In the speech, Clinton proposed a long-term fix for Social Security, to put it "on a sound footing for the next 75 years." Which is to say, his policy ambitions weren't constrained by the specter of impeachment.
Throughout his impeachment and the years of investigations that preceded it, Clinton had tried to maintain an air of floating above it all.
"I think it increased our commitment to bipartisan themes that you probably would have seen in any event," Shesol said of the 1999 speech.
For Trump, the Senate vote on two articles of impeachment is set for Wednesday. The outcome is all but certain. But when he gives his State of the Union address, the vote won't yet have happened yet, robbing him of the opportunity to tout his acquittal.
In an interview on Fox over the weekend, Trump said he wasn't considering a delay in the address. "I'm going to have it.
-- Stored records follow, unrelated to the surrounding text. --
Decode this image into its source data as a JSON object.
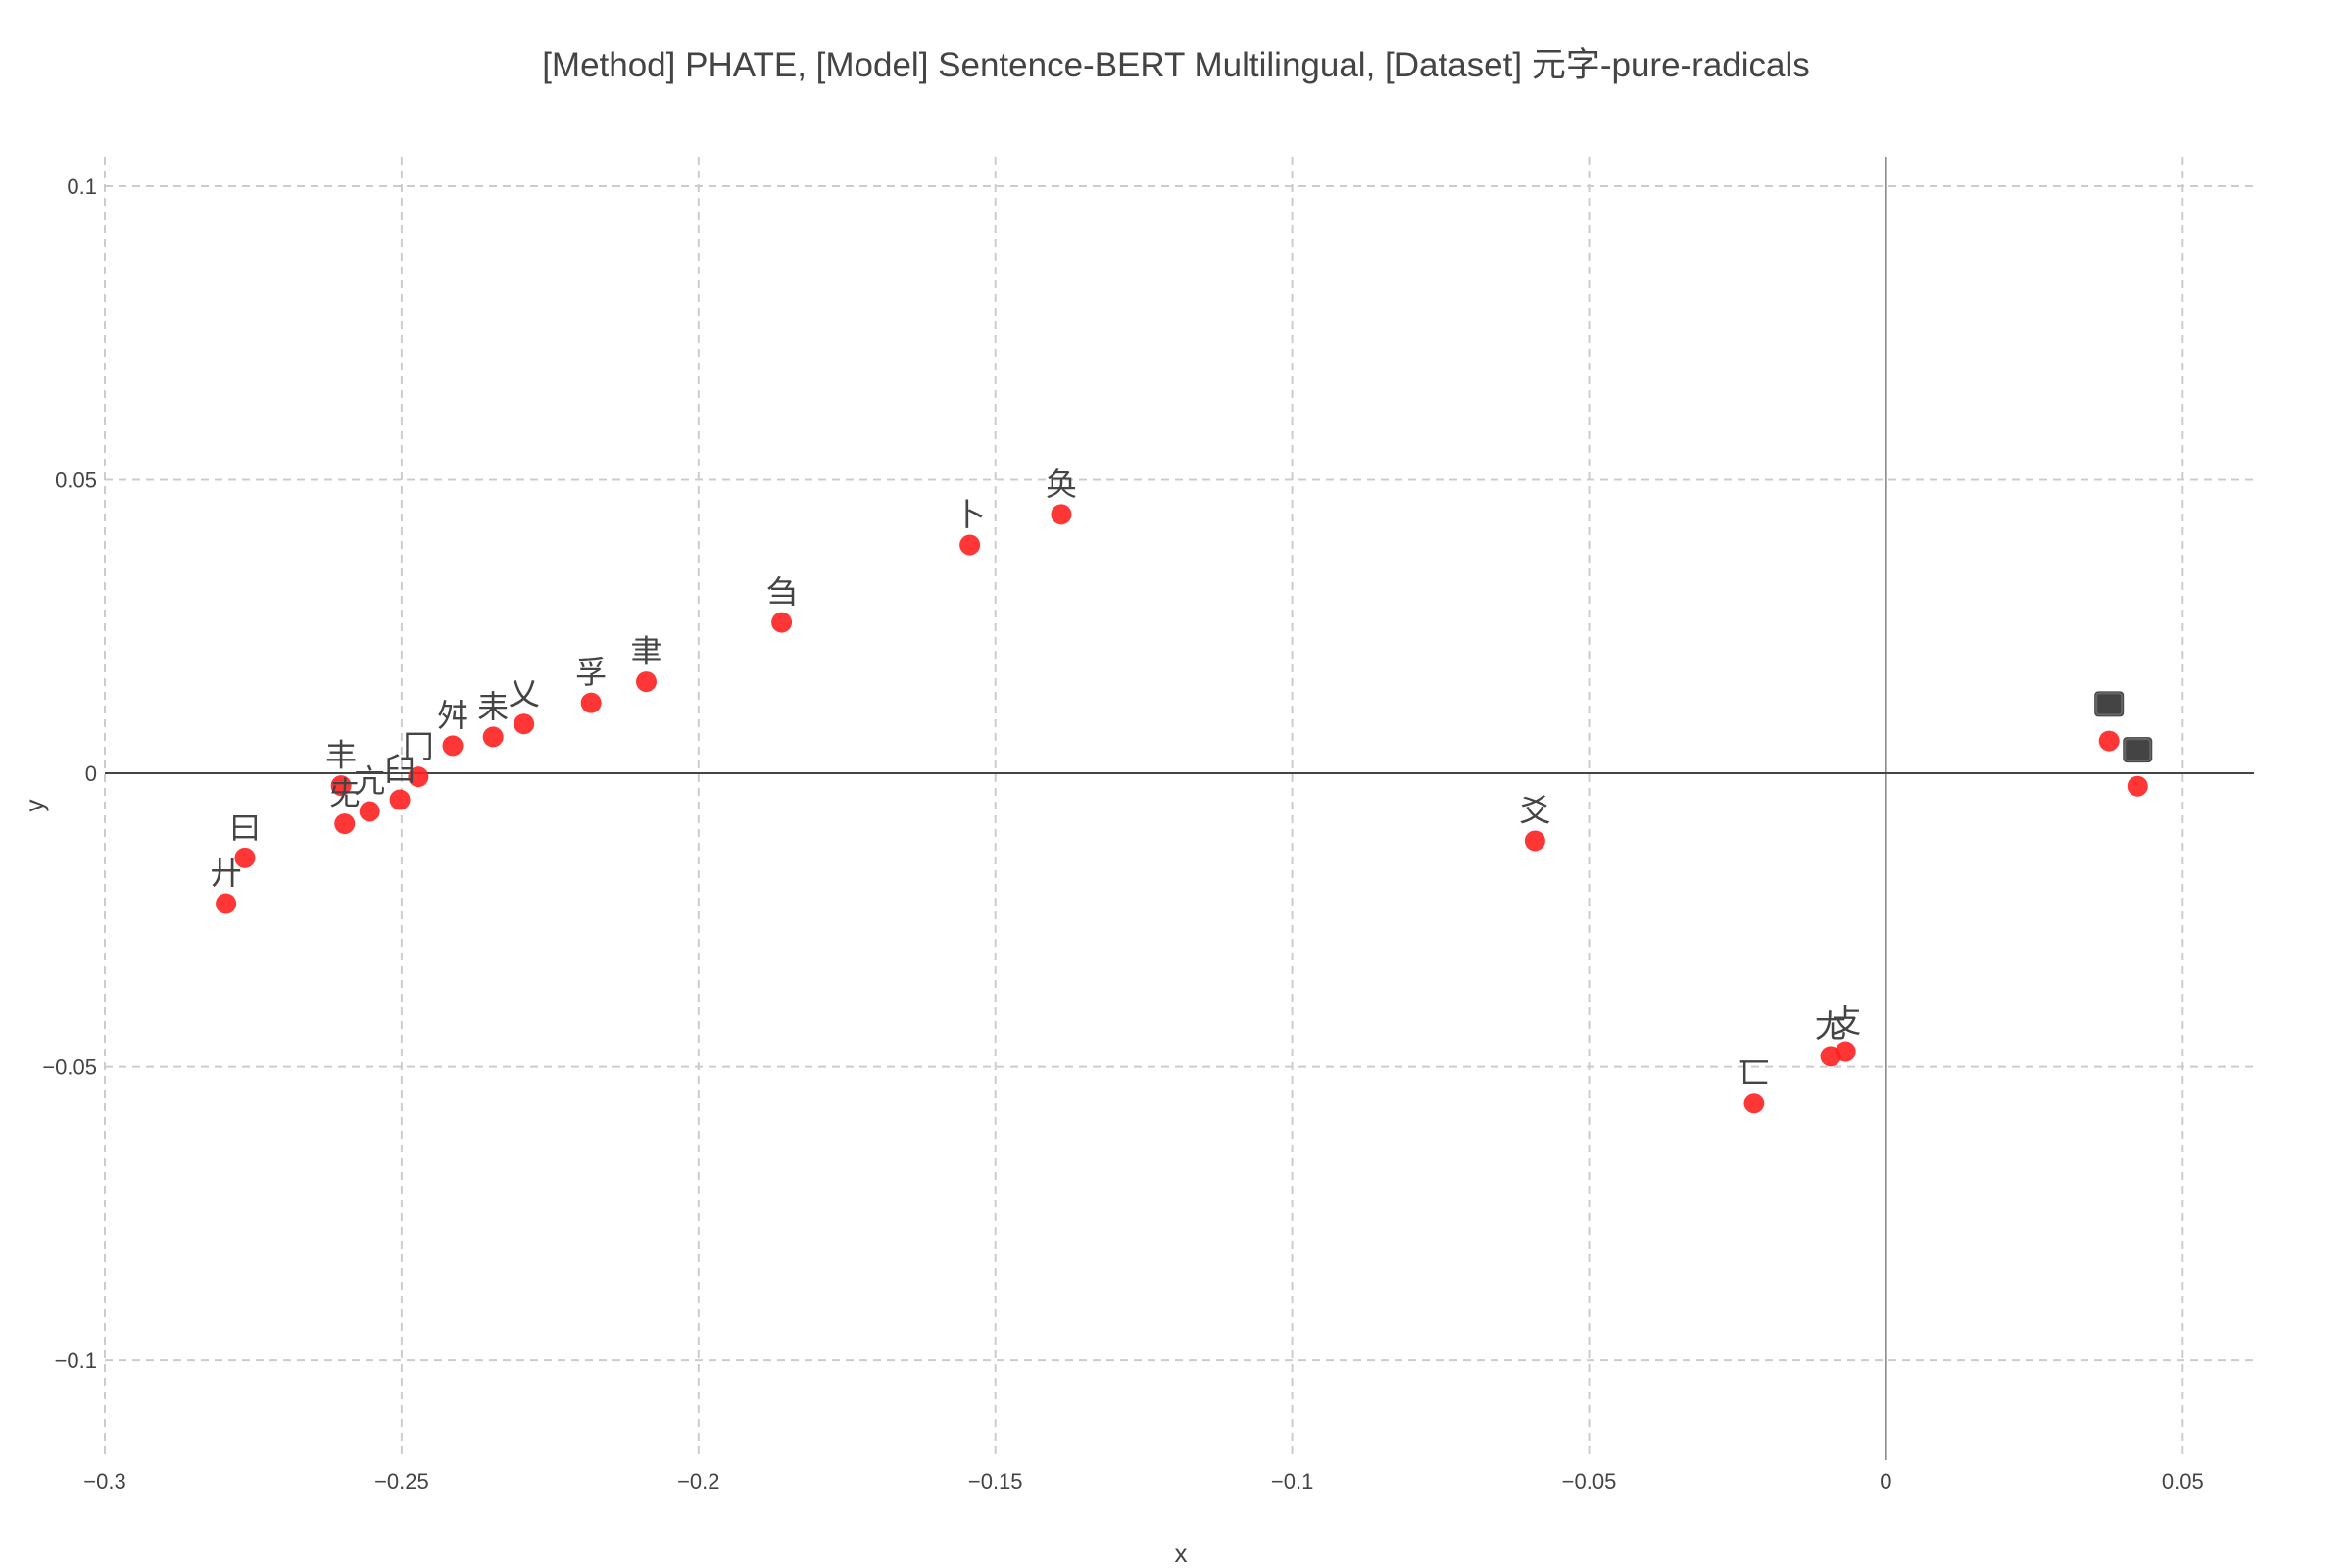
{
  "chart_data": {
    "type": "scatter",
    "title": "[Method] PHATE, [Model] Sentence-BERT Multilingual, [Dataset] 元字-pure-radicals",
    "xlabel": "x",
    "ylabel": "y",
    "xlim": [
      -0.3,
      0.062
    ],
    "ylim": [
      -0.117,
      0.105
    ],
    "xticks": [
      -0.3,
      -0.25,
      -0.2,
      -0.15,
      -0.1,
      -0.05,
      0,
      0.05
    ],
    "xtick_labels": [
      "−0.3",
      "−0.25",
      "−0.2",
      "−0.15",
      "−0.1",
      "−0.05",
      "0",
      "0.05"
    ],
    "yticks": [
      -0.1,
      -0.05,
      0,
      0.05,
      0.1
    ],
    "ytick_labels": [
      "−0.1",
      "−0.05",
      "0",
      "0.05",
      "0.1"
    ],
    "grid": true,
    "marker_color": "#ff2020",
    "points": [
      {
        "x": -0.2796,
        "y": -0.0222,
        "label": "廾"
      },
      {
        "x": -0.2764,
        "y": -0.0144,
        "label": "曰"
      },
      {
        "x": -0.2596,
        "y": -0.0086,
        "label": "兂"
      },
      {
        "x": -0.2602,
        "y": -0.0021,
        "label": "丰"
      },
      {
        "x": -0.2554,
        "y": -0.0065,
        "label": "亢"
      },
      {
        "x": -0.2503,
        "y": -0.0045,
        "label": "臼"
      },
      {
        "x": -0.2472,
        "y": -0.0006,
        "label": "冂"
      },
      {
        "x": -0.2414,
        "y": 0.0047,
        "label": "舛"
      },
      {
        "x": -0.2346,
        "y": 0.0062,
        "label": "耒"
      },
      {
        "x": -0.2294,
        "y": 0.0084,
        "label": "乂"
      },
      {
        "x": -0.2181,
        "y": 0.012,
        "label": "孚"
      },
      {
        "x": -0.2088,
        "y": 0.0156,
        "label": "聿"
      },
      {
        "x": -0.186,
        "y": 0.0257,
        "label": "刍"
      },
      {
        "x": -0.1543,
        "y": 0.0389,
        "label": "卜"
      },
      {
        "x": -0.1389,
        "y": 0.0441,
        "label": "奂"
      },
      {
        "x": -0.0591,
        "y": -0.0115,
        "label": "爻"
      },
      {
        "x": -0.0222,
        "y": -0.0562,
        "label": "匸"
      },
      {
        "x": -0.0093,
        "y": -0.0482,
        "label": "尢"
      },
      {
        "x": -0.0068,
        "y": -0.0474,
        "label": "攴"
      },
      {
        "x": 0.0376,
        "y": 0.0055,
        "label": ""
      },
      {
        "x": 0.0424,
        "y": -0.0022,
        "label": ""
      }
    ],
    "clusters": [
      {
        "x": 0.0376,
        "y": 0.0118
      },
      {
        "x": 0.0424,
        "y": 0.004
      }
    ]
  }
}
It's going to be done," Trump said. "We're going to talk about the achievements that we've made. Nobody has made achievements like we've made, so many different things."
To that end, a senior administration official who briefed reporters on the speech on the condition of anonymity said the theme will be "the great American comeback." The official described it as an optimistic speech that would touch on the economy, trade, paid family leave, immigration and national security.
But he also hinted that Trump would draw contrasts with Democrats, including possible election opponents sitting in the chamber. "He will contrast his vision with radical proposals being floated on the left," the official said. "Clearly, socialism is a rising force in the Democratic party with very specific designs on our healthcare system."
If Trump follows through with a partisan attack on Democrats, that would be a different tack than Clinton's aggressively bipartisan message of 21 years ago.
The administration official wouldn't say whether Trump would mention impeachment. But last year, with the Russia investigation underway, Trump issued a warning to Democrats that "if there is going to be peace and legislation, there cannot be war and investigation."
The line landed with a thud in the House chamber with applause that failed to catch on and audible murmurs. In the end, there were investigations, yet there were also a handful of bipartisan legislative accomplishments.
If Trump delivers the speech his White House has previewed, there could be awkward moments as Democrats who sought to remove him from office and others running to replace him sit and listen as he delivers the themes of his re-election campaign to a national television audience.
Trump will deliver his speech just feet away from House Speaker Nancy Pelosi, looking out on a chamber full of senators who will serve as jurors in his trial. The House impeachment managers who spent hours arguing passionately for his conviction will be there, too.
There was awkwardness in 1999, too. Michael Waldman, then the director of speechwriting for Clinton, described the event as "a truly miserable experience" for many of the Republican senators. "They had to adjourn the trial and trudge over to the House chamber and sit there while Bill Clinton got up to the rostrum and gave an ebullient, confident, even visionary State of the Union speech on national television," Waldman said.